First, the difference in the notebook. Then the accusations. Of Blissbane, of corruption, of being something she didn’t even understand. And then... the potion. That mind-control potion. Given with a smile and a lie. A lie she drank, anyway.
Because I needed them to believe me.
Because I needed to survive.
Or maybe it was something else.
Maybe it was the quiet knowledge that... someone would check for her. Even after all this.
Someone who came without her calling. Someone who always came.
Someone who could somehow look at her like she wasn’t broken glass, and still knew not to touch her too hard. Who gave her space without walking away. Who lifted her gently without making it feel like she owed him the rise.
No commands. No threats. No illusion of choice wrapped in kind-sounding chains.
Just presence. Just being there.
And gods, she hoped it wasn’t a long con. A kindness built only to lull her before the drop.
One more test. One more trap. One more final push to shatter her cleanly.
But even if it was... if all of that had been another duty, meant to get close, meant to earn trust, meant to break her better...
Then so be it.
Let them break her, at least after she’d tasted warmth. After she knew, however briefly, what it was to steady beneath someone’s presence without flinching.
If she had to fall, let her fall from that height.

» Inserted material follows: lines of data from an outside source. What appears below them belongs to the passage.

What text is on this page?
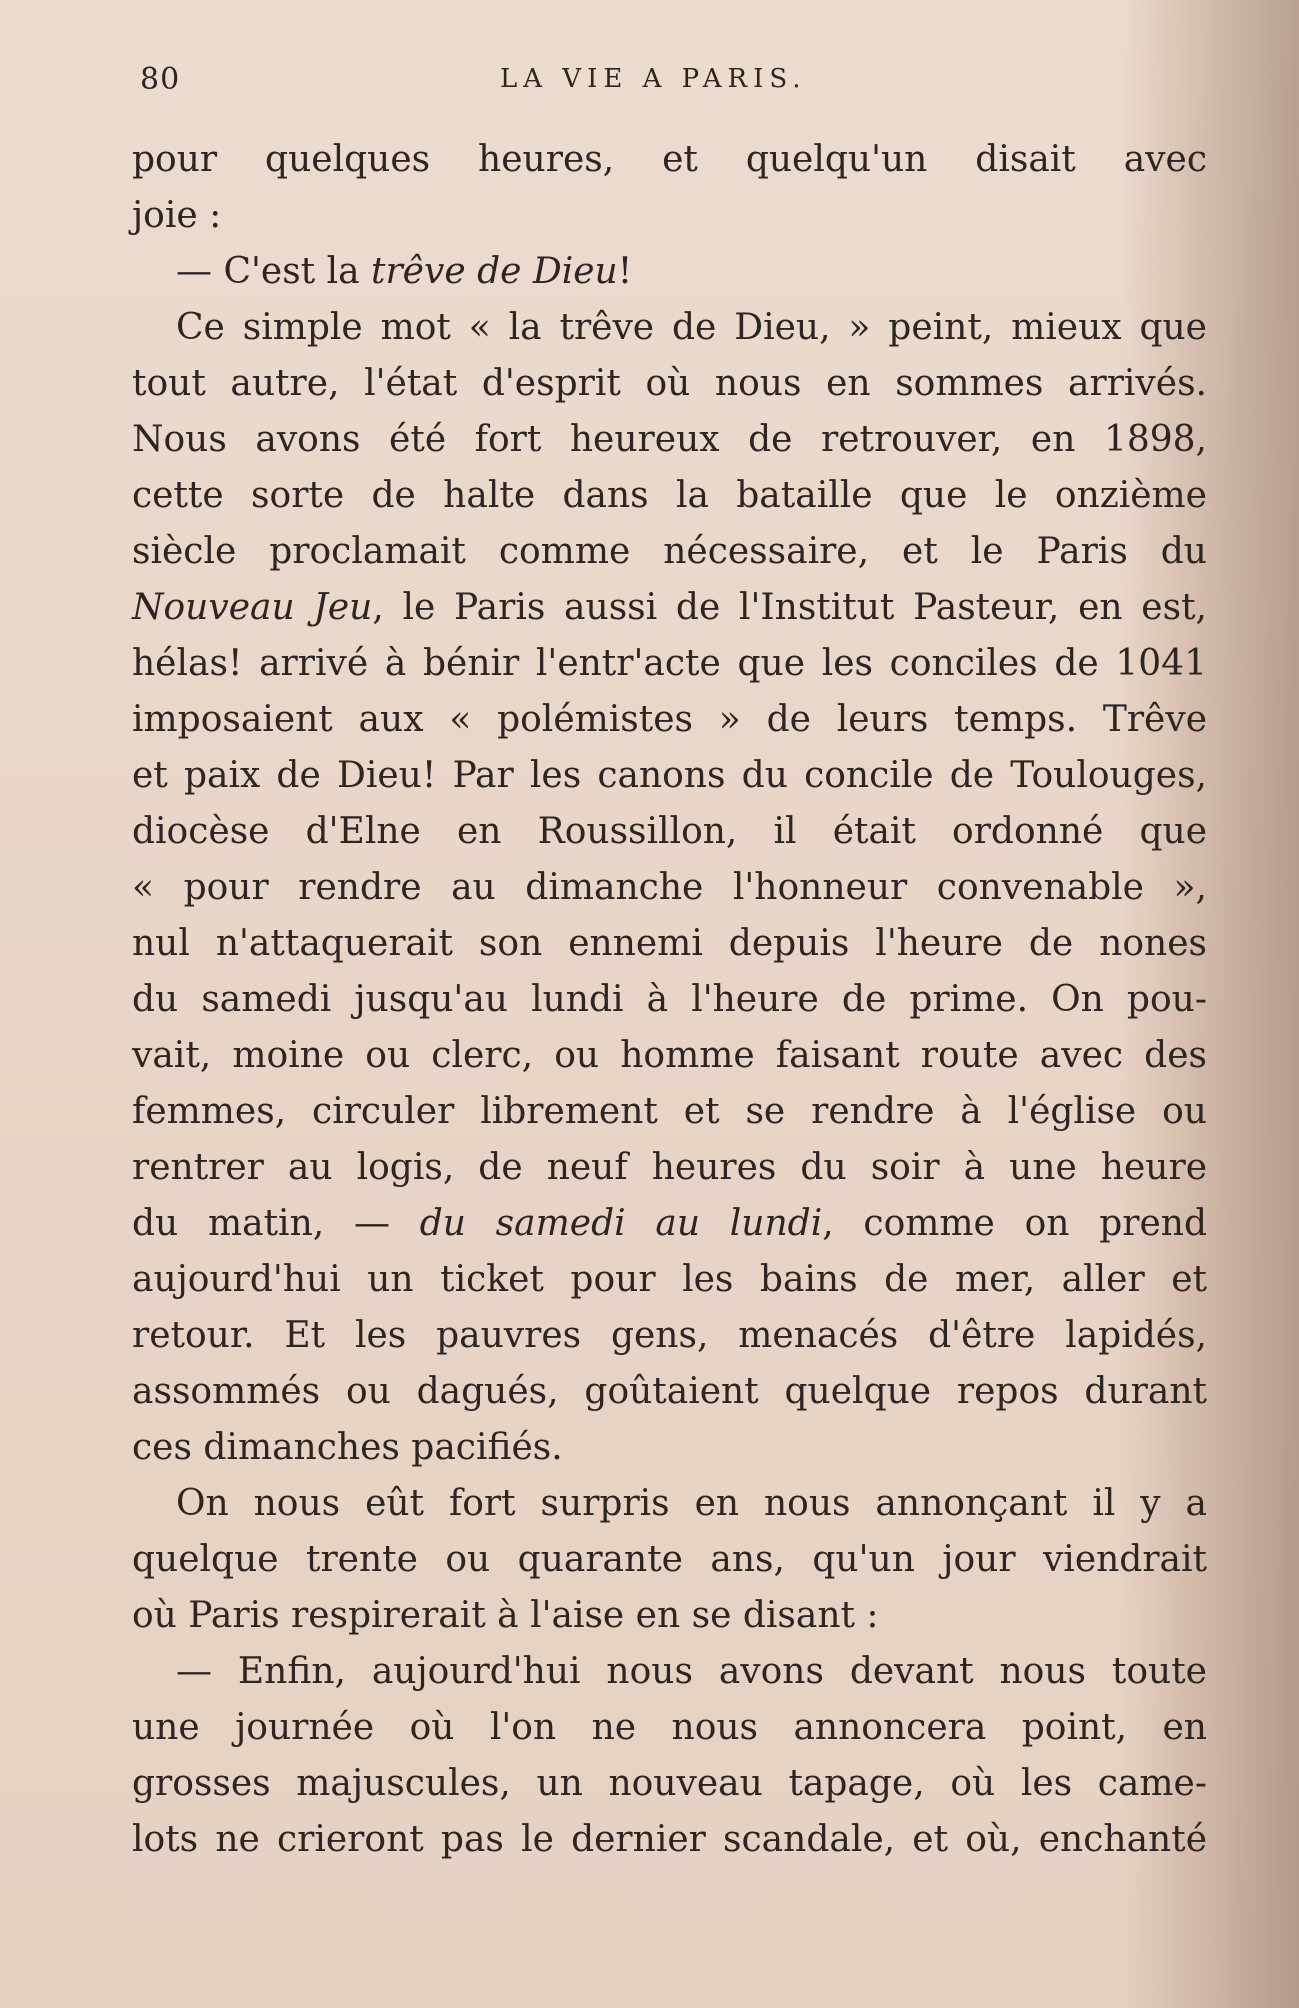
80	LA VIE A PARIS.
pour quelques heures, et quelqu'un disait avec
joie :
— C'est la trêve de Dieu!
Ce simple mot « la trêve de Dieu, » peint, mieux que
tout autre, l'état d'esprit où nous en sommes arrivés.
Nous avons été fort heureux de retrouver, en 1898,
cette sorte de halte dans la bataille que le onzième
siècle proclamait comme nécessaire, et le Paris du
Nouveau Jeu, le Paris aussi de l'Institut Pasteur, en est,
hélas! arrivé à bénir l'entr'acte que les conciles de 1041
imposaient aux « polémistes » de leurs temps. Trêve
et paix de Dieu! Par les canons du concile de Toulouges,
diocèse d'Elne en Roussillon, il était ordonné que
« pour rendre au dimanche l'honneur convenable »,
nul n'attaquerait son ennemi depuis l'heure de nones
du samedi jusqu'au lundi à l'heure de prime. On pou-
vait, moine ou clerc, ou homme faisant route avec des
femmes, circuler librement et se rendre à l'église ou
rentrer au logis, de neuf heures du soir à une heure
du matin, — du samedi au lundi, comme on prend
aujourd'hui un ticket pour les bains de mer, aller et
retour. Et les pauvres gens, menacés d'être lapidés,
assommés ou dagués, goûtaient quelque repos durant
ces dimanches pacifiés.
On nous eût fort surpris en nous annonçant il y a
quelque trente ou quarante ans, qu'un jour viendrait
où Paris respirerait à l'aise en se disant :
— Enfin, aujourd'hui nous avons devant nous toute
une journée où l'on ne nous annoncera point, en
grosses majuscules, un nouveau tapage, où les came-
lots ne crieront pas le dernier scandale, et où, enchanté
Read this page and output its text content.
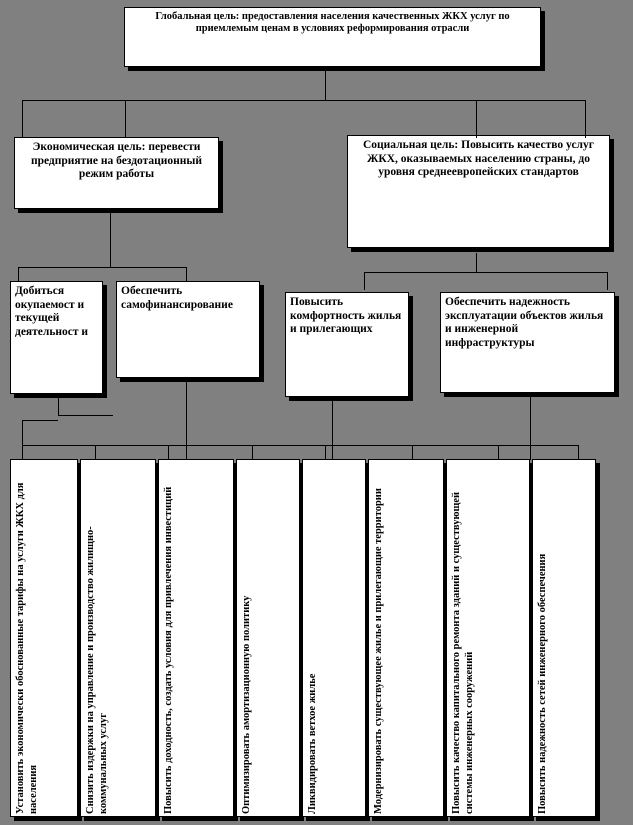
Глобальная цель: предоставления населения качественных ЖКХ услуг по приемлемым ценам в условиях реформирования отрасли
Экономическая цель: перевести предприятие на бездотационный режим работы
Социальная цель: Повысить качество услуг ЖКХ, оказываемых населению страны, до уровня среднеевропейских стандартов
Добиться окупаемост и текущей деятельност и
Обеспечить самофинансирование	Повысить комфортность жилья и прилегающих
Обеспечить надежность эксплуатации объектов жилья и инженерной инфраструктуры
Установить экономически обоснованные тарифы на услуги ЖКХ для населения	Снизить издержки на управление и производство жилищно-коммунальных услуг	Повысить доходность, создать условия для привлечения инвестиций	Оптимизировать амортизационную политику	Ликвидировать ветхое жилье	Модернизировать существующее жилье и прилегающие территории	Повысить качество капитального ремонта зданий и существующей системы инженерных сооружений	Повысить надежность сетей инженерного обеспечения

The silence swallowed the echo of his words, the ache in her ribs sharp as if she’d already fallen too far.
Her hand found the pouch in her pocket, thumb tracing the ridges of Kion’s coin. It bit into her skin, leaving a mark she could almost believe in.
A small, stubborn reminder that something he’d given was still hers to keep. Something to hold her, even if only by a thread, against the height she was falling from.
Not enough to stop the fall. But enough to remind her she hadn’t hit the ground yet.
It would be enough.
It had to be enough.
...She hated that it should always have to be enough.